Ben doğma büyüme Sakaryalıyım. Rahmetli dedem, babam esnaf, tüccardı. Dedem 1943 depremini anlatırdı. Babam ise 1957-1967 depremi çok anlatmıştı. İkisi de vefat etti ve bizler 1999 depremini Sakarya’da yaşadık.

"Yüzyılın afadı" ben buna başka bir isim bulamıyorum.

Ben doğma büyüme Sakaryalıyım. Rahmetli dedem, babam esnaf, tüccardı.

Dedem 1943 depremini anlatırdı. Babam ise 1957-1967 depremini çok anlatmıştı. İkisi de vefat etti ve bizler 1999 depremini Sakarya'da yaşadık. Her noktasını ve onun getirdiği sorunlar ile 23 yıl geçti.

'Sakarya'da hala düzelme var mı?' diye sorarsanız kısmen var ama sorunları hala devam etmekte.

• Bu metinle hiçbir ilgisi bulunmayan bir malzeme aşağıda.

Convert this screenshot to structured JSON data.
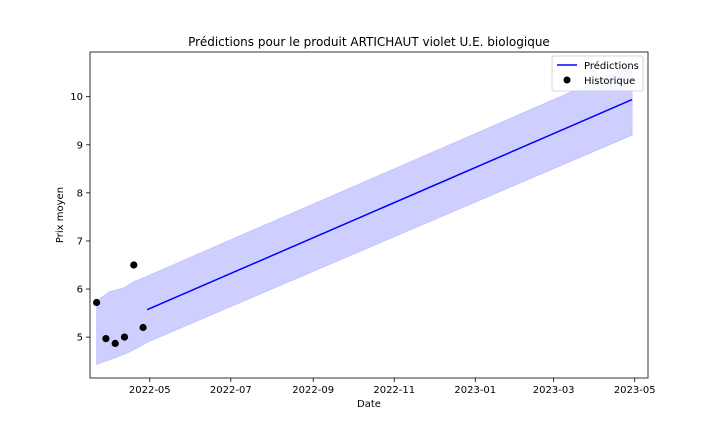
{
  "chart_data": {
    "type": "line",
    "title": "Prédictions pour le produit ARTICHAUT violet U.E. biologique",
    "xlabel": "Date",
    "ylabel": "Prix moyen",
    "xlim": [
      "2022-03-17",
      "2023-05-11"
    ],
    "ylim": [
      4.15,
      10.93
    ],
    "grid": false,
    "legend_position": "top-right",
    "x_ticks": [
      {
        "date": "2022-05-01",
        "label": "2022-05"
      },
      {
        "date": "2022-07-01",
        "label": "2022-07"
      },
      {
        "date": "2022-09-01",
        "label": "2022-09"
      },
      {
        "date": "2022-11-01",
        "label": "2022-11"
      },
      {
        "date": "2023-01-01",
        "label": "2023-01"
      },
      {
        "date": "2023-03-01",
        "label": "2023-03"
      },
      {
        "date": "2023-05-01",
        "label": "2023-05"
      }
    ],
    "y_ticks": [
      5,
      6,
      7,
      8,
      9,
      10
    ],
    "series": [
      {
        "name": "Prédictions",
        "kind": "line",
        "color": "#0000ff",
        "points": [
          [
            "2022-04-29",
            5.57
          ],
          [
            "2023-04-29",
            9.94
          ]
        ]
      },
      {
        "name": "Historique",
        "kind": "scatter",
        "color": "#000000",
        "points": [
          [
            "2022-03-22",
            5.72
          ],
          [
            "2022-03-29",
            4.97
          ],
          [
            "2022-04-05",
            4.87
          ],
          [
            "2022-04-12",
            5.0
          ],
          [
            "2022-04-19",
            6.5
          ],
          [
            "2022-04-26",
            5.2
          ]
        ]
      }
    ],
    "confidence_band": {
      "color": "#ccccff",
      "upper": [
        [
          "2022-03-22",
          5.76
        ],
        [
          "2022-04-01",
          5.95
        ],
        [
          "2022-04-12",
          6.03
        ],
        [
          "2022-04-19",
          6.15
        ],
        [
          "2022-04-29",
          6.27
        ],
        [
          "2023-04-29",
          10.65
        ]
      ],
      "lower": [
        [
          "2022-03-22",
          4.43
        ],
        [
          "2022-04-05",
          4.57
        ],
        [
          "2022-04-15",
          4.68
        ],
        [
          "2022-04-22",
          4.78
        ],
        [
          "2022-04-29",
          4.89
        ],
        [
          "2023-04-29",
          9.2
        ]
      ]
    }
  }
}
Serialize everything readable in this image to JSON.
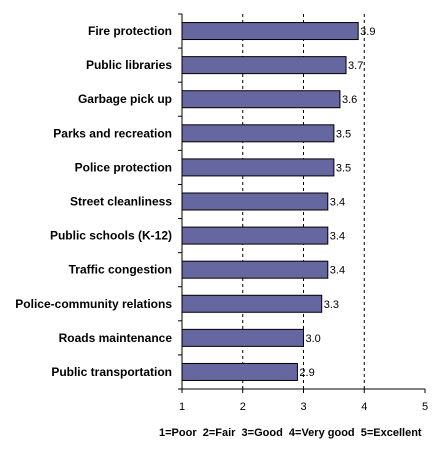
{
  "chart_data": {
    "type": "bar",
    "orientation": "horizontal",
    "categories": [
      "Fire protection",
      "Public libraries",
      "Garbage pick up",
      "Parks and recreation",
      "Police protection",
      "Street cleanliness",
      "Public schools (K-12)",
      "Traffic congestion",
      "Police-community relations",
      "Roads maintenance",
      "Public transportation"
    ],
    "values": [
      3.9,
      3.7,
      3.6,
      3.5,
      3.5,
      3.4,
      3.4,
      3.4,
      3.3,
      3.0,
      2.9
    ],
    "value_labels": [
      "3.9",
      "3.7",
      "3.6",
      "3.5",
      "3.5",
      "3.4",
      "3.4",
      "3.4",
      "3.3",
      "3.0",
      "2.9"
    ],
    "xlim": [
      1,
      5
    ],
    "xticks": [
      "1",
      "2",
      "3",
      "4",
      "5"
    ],
    "grid": "dashed vertical lines",
    "bar_color": "#6666A0",
    "scale_legend": "1=Poor  2=Fair  3=Good  4=Very good  5=Excellent"
  }
}
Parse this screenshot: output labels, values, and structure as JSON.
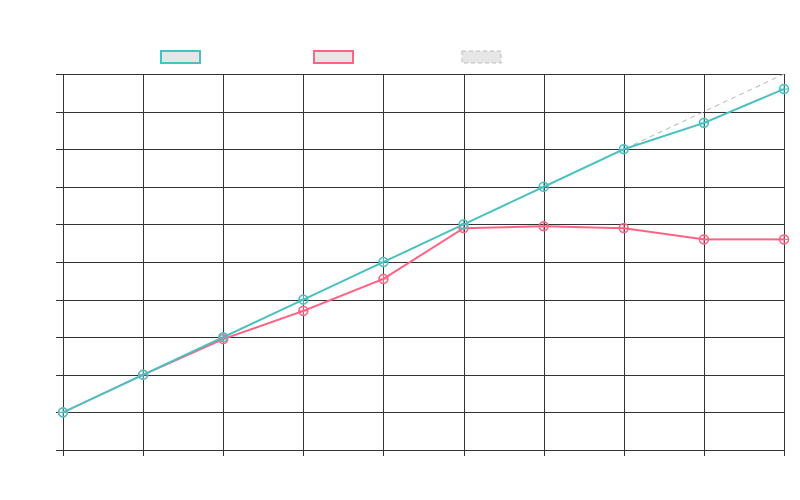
{
  "chart_data": {
    "type": "line",
    "x": [
      0,
      1,
      2,
      3,
      4,
      5,
      6,
      7,
      8,
      9
    ],
    "xlim": [
      0,
      9
    ],
    "ylim": [
      0,
      10
    ],
    "grid": true,
    "legend_position": "top",
    "series": [
      {
        "color": "#4bc0c0",
        "style": "solid",
        "markers": true,
        "values": [
          1,
          2,
          3,
          4,
          5,
          6,
          7,
          8,
          8.7,
          9.6
        ]
      },
      {
        "color": "#ff6384",
        "style": "solid",
        "markers": true,
        "values": [
          1,
          2,
          2.95,
          3.7,
          4.55,
          5.9,
          5.95,
          5.9,
          5.6,
          5.6
        ]
      },
      {
        "color": "#bbbbbb",
        "style": "dashed",
        "markers": false,
        "values": [
          1,
          2,
          3,
          4,
          5,
          6,
          7,
          8,
          9,
          10
        ]
      }
    ]
  }
}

Örnek depremden kalan binalar diyebilirim, psikolojik durumu hiç katmadan.

Depremin 3. günü Kahramanmaraş'a yardımlarımızla intikal ettik. Doktor ve hemşiremizi gönüllü götürdük. Tırlarımızı yardımlarımızı ulaştırdık.

Evet ben bir kötü portre bekliyordum ama bu kadarını asla beklemiyordum.

Kahramanmaraş ve diğer iller Adıyaman, Malatya ve Hatay büyük yıkım ve hasar almıştı. Bu çok büyük bir felaketti. Gördüklerim yaşadıklarım çok ağırdı. Hayvanlara varana kadar doğa sanki intikam almıştı.

Devlet vardı, bakanlar sahadaydı. Arama kurtarma ilk gün haricinde yoların ve havanın etkisi ile gecikmeli başlamıştı.

Şu an deprem 15. günündeyiz arama kurtarma çalışmaları bitti, yaraları sarma zamanı.

Devlet ve millet elele verme zamanı. Moralimizi bozmaya çalışanlara karşı prim vermeden dik durma zamanı.

Evet deprem 2 dakika sürüyor ama acıları bir ömür boyu yaşanıyor. Doğa bize acı dersler ve mesajlar veriyor.